United States Statutes at Large/Volume 5/25th Congress/2nd Session/Chapter 101
Chap. CI.—An Act to ascertain and designate the boundary line between the State of Michigan and Territory of Wisconsin.[1]
Be it enacted by the Senate and House of Representatives of the United States of America in Congress assembled,The boundary line between Michigan and Wisconsin, as established by act 15 June 1836, ch. 99, to be surveyed, marked, and designated.
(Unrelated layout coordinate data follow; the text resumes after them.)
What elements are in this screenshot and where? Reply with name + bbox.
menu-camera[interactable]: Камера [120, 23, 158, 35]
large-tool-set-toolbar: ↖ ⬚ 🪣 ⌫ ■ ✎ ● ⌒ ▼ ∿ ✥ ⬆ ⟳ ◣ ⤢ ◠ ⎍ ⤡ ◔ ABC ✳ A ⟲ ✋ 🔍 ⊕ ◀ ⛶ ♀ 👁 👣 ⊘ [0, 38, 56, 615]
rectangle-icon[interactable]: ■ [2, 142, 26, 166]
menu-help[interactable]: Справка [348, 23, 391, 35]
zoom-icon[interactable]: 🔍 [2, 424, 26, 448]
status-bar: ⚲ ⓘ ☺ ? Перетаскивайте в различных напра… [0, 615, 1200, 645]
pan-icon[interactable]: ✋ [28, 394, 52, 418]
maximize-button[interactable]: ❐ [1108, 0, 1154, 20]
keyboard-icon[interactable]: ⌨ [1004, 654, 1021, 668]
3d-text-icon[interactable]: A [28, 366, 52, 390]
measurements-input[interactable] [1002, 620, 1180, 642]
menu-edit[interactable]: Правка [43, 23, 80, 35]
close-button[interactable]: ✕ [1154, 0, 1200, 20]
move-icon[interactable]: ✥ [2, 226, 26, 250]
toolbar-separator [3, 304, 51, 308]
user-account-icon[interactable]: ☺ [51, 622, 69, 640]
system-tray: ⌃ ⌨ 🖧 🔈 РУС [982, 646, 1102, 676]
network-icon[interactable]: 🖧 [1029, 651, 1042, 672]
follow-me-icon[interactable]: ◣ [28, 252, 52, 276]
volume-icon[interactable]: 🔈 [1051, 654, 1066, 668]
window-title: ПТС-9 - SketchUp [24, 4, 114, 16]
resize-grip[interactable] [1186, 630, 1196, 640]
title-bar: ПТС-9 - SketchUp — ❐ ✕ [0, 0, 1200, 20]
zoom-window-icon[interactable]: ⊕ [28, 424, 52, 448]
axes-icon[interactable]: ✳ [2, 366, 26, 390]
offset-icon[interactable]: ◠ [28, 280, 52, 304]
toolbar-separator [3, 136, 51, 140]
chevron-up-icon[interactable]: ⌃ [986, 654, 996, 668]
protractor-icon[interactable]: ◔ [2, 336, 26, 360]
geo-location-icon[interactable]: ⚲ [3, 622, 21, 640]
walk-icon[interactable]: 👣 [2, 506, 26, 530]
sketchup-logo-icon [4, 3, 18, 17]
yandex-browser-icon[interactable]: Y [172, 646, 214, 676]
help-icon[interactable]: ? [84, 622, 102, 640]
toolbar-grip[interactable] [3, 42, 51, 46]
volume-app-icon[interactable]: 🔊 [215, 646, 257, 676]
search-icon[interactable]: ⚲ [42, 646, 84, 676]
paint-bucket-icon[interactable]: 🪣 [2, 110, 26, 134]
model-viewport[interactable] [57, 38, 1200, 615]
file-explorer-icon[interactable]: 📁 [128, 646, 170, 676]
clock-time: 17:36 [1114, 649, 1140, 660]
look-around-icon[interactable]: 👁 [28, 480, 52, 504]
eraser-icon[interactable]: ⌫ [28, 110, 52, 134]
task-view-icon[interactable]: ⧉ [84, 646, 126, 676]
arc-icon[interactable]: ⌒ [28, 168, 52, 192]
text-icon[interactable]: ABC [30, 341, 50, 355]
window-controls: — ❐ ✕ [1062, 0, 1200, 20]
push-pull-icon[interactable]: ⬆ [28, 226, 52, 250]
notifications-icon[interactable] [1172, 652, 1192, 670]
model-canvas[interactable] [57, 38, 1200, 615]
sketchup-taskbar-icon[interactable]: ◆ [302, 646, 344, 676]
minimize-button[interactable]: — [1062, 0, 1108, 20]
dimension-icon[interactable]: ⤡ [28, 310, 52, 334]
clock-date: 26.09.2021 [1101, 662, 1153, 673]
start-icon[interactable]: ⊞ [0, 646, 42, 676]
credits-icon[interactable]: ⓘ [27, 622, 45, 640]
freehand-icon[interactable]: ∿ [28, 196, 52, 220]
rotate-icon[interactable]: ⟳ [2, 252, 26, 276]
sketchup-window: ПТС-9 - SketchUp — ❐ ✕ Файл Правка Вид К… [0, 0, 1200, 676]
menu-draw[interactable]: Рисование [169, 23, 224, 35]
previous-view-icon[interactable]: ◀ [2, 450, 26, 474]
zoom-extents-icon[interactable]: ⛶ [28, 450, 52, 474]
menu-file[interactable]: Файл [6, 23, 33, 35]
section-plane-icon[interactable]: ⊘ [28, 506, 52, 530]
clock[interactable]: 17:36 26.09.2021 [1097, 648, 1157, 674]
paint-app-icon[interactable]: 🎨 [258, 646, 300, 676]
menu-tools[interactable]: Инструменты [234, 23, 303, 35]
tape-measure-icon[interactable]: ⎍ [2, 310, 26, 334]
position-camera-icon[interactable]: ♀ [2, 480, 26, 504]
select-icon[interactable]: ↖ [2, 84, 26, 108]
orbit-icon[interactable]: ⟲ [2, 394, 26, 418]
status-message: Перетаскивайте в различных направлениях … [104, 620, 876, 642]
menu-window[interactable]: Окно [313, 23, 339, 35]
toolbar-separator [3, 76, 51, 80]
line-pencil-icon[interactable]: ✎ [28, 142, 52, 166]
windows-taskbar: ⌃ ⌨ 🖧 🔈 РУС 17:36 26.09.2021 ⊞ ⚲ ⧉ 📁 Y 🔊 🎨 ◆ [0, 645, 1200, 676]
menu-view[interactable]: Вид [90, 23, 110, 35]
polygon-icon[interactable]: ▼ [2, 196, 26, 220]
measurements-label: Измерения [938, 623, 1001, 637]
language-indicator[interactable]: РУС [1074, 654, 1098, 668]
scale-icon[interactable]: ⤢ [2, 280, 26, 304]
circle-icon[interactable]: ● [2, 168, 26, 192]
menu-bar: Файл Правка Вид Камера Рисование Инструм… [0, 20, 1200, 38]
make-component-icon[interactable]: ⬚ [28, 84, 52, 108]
That the Surveyor General of the Ohio, Indiana, Michigan and Wisconsin land districts, under the direction of the President of the United States, be, and he is hereby, authorized and required to cause to be surveyed, marked, and designated, the boundary line between the State of Michigan and the Territory of Wisconsin, agreeably to the boundary as established by the act entitled “An act to establish the northern boundary line of the State of Ohio, and to provide for the admission of the State of Michigan into the Union, upon the conditions, therein expressed,” approved June fifteenth, eighteen hundred and thirty-six; and to cause to be made a plat or plan of the boundary between the said State of Michigan and the said Territory of Wisconsin, and return the same to Congress at its next annual session, and that the sum of three thousand dollars be, and the same is hereby appropriated to carry into effect this act: Provided, That the whole expense of surveying, marking and designating the said boundary line shall not exceed that sum.
Approved, June 12, 1838.
- ↑ See notes to the act of June 12, 1838, chap. 96.